Palm Knot is a wholeheartedly Southern town full of Southern sounds. Naturally I wanted to find artists from the South to tell their story: A.A. Bondy, the Lumineers, Iron & Wine and a few others.

“The Weight of Lies” by the Avett Brothers was the first song to go in. It just fits the story and is the obvious introduction into the sounds of Palm Knot. The song speaks about how your past will “follow you to every town,” just as Ethan’s follows him to rural Georgia.

But Ethan isn’t just a Southern story. Ethan is an outsider in the South. I wanted to include songs from outsiders who have, one way or another, found a home in the South. Kristian Matsson, better known as The Tallest Man on Earth, might not be the first Swede to fall in love with American folk music, but I can’t think of many who can pay such close homage to it without sounding like a ripoff.

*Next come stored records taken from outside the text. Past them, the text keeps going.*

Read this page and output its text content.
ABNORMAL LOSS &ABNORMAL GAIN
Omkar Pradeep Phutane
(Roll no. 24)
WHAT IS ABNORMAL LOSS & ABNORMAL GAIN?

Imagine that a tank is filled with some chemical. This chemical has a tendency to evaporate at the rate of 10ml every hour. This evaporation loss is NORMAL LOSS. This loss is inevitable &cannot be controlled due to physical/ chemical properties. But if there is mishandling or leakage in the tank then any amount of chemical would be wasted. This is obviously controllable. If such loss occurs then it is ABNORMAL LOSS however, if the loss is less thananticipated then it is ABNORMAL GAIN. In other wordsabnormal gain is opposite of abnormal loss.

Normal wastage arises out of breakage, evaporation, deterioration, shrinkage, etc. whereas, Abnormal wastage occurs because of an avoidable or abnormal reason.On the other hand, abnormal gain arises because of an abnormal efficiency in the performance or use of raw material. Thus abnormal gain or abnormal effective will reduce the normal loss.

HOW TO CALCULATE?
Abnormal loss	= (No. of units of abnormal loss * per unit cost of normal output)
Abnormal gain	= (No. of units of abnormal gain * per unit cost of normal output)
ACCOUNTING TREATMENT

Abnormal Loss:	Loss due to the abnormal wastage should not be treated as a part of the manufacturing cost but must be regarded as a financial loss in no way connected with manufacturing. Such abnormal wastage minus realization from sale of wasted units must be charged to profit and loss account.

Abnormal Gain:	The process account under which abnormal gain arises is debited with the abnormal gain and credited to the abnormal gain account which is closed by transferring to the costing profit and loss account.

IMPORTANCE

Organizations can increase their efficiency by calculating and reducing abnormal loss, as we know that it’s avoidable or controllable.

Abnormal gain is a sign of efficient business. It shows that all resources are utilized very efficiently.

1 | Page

As a work of art, Bright Eyes’ “Poison Oak” has a lot in common with Ethan. The song looks back at a childhood friendship and the ultimate separation of that friendship. For me, there’s something interesting about looking back at childhood with the distance and wisdom that come with adulthood. It’s hard to do that without being patronizing, but I felt that’s what both the song and the book achieved. The heartbreaking reality of the song is summed up by the line: “And I'm glad you got away / But I'm still stuck out here.”

Finally, The Ethan I Was Before is not only about Ethan. It’s also about his best friend, Coralee, whose roots run deep in the Georgia soil. Coralee is wise beyond her years, which is why she is able to helps Ethan come to terms with the trauma of his past. “Leaving Eden” by the Carolina Chocolate Drops, with its brave and beautiful strings and poignant wisdom, felt like a song straight from Coralee’s heart. It’s about leaving behind paradise and innocence for an uncertain future, but it tells us not to be afraid: “But I am not afraid of that bright glory up above/ Dying’s just another way to lead the ones you love.”